For some reason the women I have attracted have never been from California. My first two wives were from Michigan and my current (and last) was raised in Oregon/Washington. My sensibilities tend to gravitate towards football games, hot buttered rum drinks, and over-eating when the rains come. This is obviously not too healthy, but the “rainy days” are few and far enough between that the lifestyle never gets too sedentary. Of course ski trips and other “outward bound” trips break up the winter. My skiing career started when I was 5, walking up the hills and skiing down. The thing I never really embraced was the all day, grey day in March when there is no Football, Baseball is just in training, and BasetBall and Hockey are not my favorites.
The mother of my children, although we split up 7 years ago she is still a dear friend, was one of the Michi’ganders. She was born in Kalamazoo, which is a name I have always loved just for the sound of it. “Tippy-canoe-and-Kalamazoo-Too.”
We had kidz. We had great kidz; they were into everything. They attended Adalante Spanish immersion school, the both got their kiddy black belts in Okinawa Karate, they played some music, held interests in teaching and journalism, partied like their parents, loved and helped people like their pastors, and were generally just great kidz.
This happens to be a very rainy day. It somehow reminded me of some of the most wonderful things that my Michigan wife and I did with our Kidz.

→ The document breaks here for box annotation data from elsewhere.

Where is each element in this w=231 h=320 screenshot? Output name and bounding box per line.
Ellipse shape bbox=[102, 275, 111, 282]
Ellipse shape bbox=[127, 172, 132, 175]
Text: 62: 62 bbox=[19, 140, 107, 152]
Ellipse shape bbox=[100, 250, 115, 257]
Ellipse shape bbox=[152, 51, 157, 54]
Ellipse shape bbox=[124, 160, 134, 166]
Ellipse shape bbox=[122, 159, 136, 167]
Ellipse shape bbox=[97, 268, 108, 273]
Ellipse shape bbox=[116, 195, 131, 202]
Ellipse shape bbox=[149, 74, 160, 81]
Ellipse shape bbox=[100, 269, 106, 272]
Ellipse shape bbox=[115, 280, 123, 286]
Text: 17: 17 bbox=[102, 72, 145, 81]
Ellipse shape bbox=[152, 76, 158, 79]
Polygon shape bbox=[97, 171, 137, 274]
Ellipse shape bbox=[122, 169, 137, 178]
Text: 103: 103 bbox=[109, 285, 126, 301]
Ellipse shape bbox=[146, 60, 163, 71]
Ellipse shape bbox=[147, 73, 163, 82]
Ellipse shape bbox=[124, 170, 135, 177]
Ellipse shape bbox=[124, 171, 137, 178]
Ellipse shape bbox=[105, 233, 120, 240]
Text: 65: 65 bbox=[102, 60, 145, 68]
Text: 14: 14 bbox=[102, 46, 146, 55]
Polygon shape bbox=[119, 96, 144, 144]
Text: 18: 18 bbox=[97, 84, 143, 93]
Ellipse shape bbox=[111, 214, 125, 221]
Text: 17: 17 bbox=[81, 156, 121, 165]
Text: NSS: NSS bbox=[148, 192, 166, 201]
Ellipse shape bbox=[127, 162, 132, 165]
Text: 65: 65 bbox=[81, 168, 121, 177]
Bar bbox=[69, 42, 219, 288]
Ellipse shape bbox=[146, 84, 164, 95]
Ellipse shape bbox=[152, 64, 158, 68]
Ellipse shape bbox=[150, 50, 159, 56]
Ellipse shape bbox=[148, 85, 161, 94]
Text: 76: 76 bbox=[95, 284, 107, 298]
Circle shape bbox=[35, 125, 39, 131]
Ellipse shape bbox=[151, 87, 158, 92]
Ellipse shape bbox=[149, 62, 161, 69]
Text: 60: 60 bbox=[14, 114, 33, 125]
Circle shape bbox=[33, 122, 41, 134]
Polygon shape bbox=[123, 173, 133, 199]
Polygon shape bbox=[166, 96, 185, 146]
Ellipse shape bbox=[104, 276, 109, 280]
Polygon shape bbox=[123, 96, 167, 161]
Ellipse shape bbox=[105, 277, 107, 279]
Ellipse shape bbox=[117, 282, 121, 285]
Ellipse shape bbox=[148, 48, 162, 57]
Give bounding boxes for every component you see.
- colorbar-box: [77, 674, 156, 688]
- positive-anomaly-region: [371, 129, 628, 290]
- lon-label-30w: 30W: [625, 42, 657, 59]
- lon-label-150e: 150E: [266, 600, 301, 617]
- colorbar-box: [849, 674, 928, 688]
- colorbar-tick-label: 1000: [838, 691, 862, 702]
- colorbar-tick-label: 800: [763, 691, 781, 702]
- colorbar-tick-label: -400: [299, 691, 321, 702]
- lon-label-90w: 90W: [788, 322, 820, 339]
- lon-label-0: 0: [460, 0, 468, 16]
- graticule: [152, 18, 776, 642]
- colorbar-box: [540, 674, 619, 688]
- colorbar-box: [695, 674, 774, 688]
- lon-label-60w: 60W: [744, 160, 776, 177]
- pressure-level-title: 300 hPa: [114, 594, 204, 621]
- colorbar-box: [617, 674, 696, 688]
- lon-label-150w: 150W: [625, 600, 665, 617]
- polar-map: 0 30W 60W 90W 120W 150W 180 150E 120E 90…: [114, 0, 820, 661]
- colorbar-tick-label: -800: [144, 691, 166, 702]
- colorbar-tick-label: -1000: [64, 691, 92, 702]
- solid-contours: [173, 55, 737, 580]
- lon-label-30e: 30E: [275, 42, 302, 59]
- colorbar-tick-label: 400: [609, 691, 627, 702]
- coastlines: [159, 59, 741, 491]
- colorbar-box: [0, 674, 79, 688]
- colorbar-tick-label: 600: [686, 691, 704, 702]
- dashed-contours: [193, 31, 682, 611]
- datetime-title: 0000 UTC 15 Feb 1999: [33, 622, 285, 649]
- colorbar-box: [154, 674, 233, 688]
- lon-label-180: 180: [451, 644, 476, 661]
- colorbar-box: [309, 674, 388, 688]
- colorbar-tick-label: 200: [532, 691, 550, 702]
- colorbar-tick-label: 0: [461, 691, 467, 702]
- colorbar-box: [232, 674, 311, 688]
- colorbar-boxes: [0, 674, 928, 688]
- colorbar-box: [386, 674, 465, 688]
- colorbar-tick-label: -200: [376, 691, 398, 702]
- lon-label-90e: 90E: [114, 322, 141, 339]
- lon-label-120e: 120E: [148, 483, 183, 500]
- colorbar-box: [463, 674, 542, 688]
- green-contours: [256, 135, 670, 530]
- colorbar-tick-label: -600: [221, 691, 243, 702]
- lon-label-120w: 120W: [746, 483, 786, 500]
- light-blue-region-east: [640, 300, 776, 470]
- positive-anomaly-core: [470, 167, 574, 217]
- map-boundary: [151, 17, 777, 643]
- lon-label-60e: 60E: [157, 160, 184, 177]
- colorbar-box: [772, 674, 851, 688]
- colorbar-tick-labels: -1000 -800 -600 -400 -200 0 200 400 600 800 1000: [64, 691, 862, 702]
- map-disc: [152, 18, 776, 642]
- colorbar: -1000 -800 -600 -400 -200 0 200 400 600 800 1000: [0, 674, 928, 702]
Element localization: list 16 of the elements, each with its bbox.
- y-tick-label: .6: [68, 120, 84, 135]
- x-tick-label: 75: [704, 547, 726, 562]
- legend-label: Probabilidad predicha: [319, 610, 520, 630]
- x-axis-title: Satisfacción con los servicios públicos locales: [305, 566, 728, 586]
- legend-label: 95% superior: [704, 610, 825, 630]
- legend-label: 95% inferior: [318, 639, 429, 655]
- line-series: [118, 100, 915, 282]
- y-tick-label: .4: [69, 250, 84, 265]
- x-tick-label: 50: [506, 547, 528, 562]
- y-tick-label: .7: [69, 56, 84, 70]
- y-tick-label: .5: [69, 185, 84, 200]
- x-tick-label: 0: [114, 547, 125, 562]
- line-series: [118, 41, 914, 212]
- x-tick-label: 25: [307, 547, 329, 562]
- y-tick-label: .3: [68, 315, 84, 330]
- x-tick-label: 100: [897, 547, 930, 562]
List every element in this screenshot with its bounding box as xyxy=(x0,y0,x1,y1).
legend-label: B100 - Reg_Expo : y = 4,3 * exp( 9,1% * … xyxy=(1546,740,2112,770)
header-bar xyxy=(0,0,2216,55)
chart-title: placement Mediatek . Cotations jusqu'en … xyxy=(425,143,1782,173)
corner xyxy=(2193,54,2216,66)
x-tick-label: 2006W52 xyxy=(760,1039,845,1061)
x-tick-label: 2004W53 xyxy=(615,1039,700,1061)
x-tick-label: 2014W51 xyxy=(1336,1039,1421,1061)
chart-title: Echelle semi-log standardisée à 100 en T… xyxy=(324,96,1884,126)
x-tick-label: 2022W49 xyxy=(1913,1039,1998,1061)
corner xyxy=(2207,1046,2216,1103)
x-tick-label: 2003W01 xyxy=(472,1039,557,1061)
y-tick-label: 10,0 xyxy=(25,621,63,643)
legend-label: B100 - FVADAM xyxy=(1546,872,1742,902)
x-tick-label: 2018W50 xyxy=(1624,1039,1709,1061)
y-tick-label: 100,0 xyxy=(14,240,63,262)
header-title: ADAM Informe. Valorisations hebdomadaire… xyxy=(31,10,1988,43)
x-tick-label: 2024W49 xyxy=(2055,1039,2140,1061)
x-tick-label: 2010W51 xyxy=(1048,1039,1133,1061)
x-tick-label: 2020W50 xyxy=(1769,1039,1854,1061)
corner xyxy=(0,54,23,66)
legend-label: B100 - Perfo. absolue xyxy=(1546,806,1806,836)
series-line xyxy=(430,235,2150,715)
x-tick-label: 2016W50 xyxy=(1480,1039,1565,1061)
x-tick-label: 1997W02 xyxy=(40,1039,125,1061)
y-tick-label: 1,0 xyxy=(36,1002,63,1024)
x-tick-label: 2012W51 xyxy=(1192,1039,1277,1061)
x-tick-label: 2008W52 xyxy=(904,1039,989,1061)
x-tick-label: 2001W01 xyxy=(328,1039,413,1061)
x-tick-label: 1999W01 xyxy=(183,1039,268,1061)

There was an area down from where we lived in the hills, down by Middlefield “Little Mexico” where the fields were not as well grated, and there were big depressions in the turf, where huge lakes (at least 8”deep) would accumulate during a good rainfall. Kip (Mom) would dress the girls all up in their finest Muck-luk attire (boots, hoods, slickers, goggles, astro-hand-warmers, etc…) and we would head for the puddles. It didn’t matter if it was raining 1” an hour at the time. It also didn’t really matter how cold it was outside, but being California, it was usually still mid ‘60’s when we were out.
The real game plan was to totally drench everybody around you. It didn’t matter that it was cold and wet, the action of the competition and play was such that nobody was ever cold. There would be the unsuspecting girl (or Black Lab) standing way too close to a 6” puddle, and it was irresistible to jump in with both feet and splash the heck our of everything.. As the exhaustion became an aphrodisiac and the endorphins mixed with the lack of sensitivity to the cold, we became a bit bolder. What were at first “foot- stomps” denigrated into full body slams into the cold rainwater. When the splashes were insufficient, there was indeed (hate to say it as a dad) dunking involved. There were side splashes, back splashes, back lashes and amazing crashes. There were times we brought our bikes, walked with spikes, floated tikes, it was all good.
The inevitable end to the day was to throw all the clothes (down to the undies) into a huge garbage bag, pile into the Astro Van (the best family vehicle we were ever exposed to until my wife decided we needed a leather lined Tahoe that got half the mileage and cost twice as much) and as hypothermia was beginning to take control, rolled back into the driveway of our Upland home.
Decontamination was efficient, concise, and incredibly poorly received. Upon return home after this afternoon of excess mud and clayurnal bliss, the clean-up process at home was not popular. There was the garden hose for the bulk of the mud, then the total strip search on the porch for the remainder of the mud. Tubs were simultaneously run, and by the time the girls had recovered from the shock of the hoses and subsequent stripping, and were ready for the hot tub. Not like we had a “HotTub” but the tub in their bathroom was by then, pretty inviting,
An hour later, dressed in their “onesies” or whatever attire was appropriate for their age, we were all snuggled in front of the fireplace. We were always resplendent with the memories of the day, the wonderful feeling of having an athletic “outdoor” day, enjoying the contrasts in temperature, the sheer excitement of the splashing and wallowing, and sharing the “Aprè” experience with our family.
Every time I see a puddle on the side of the road, I have to drive through it or stomp on it.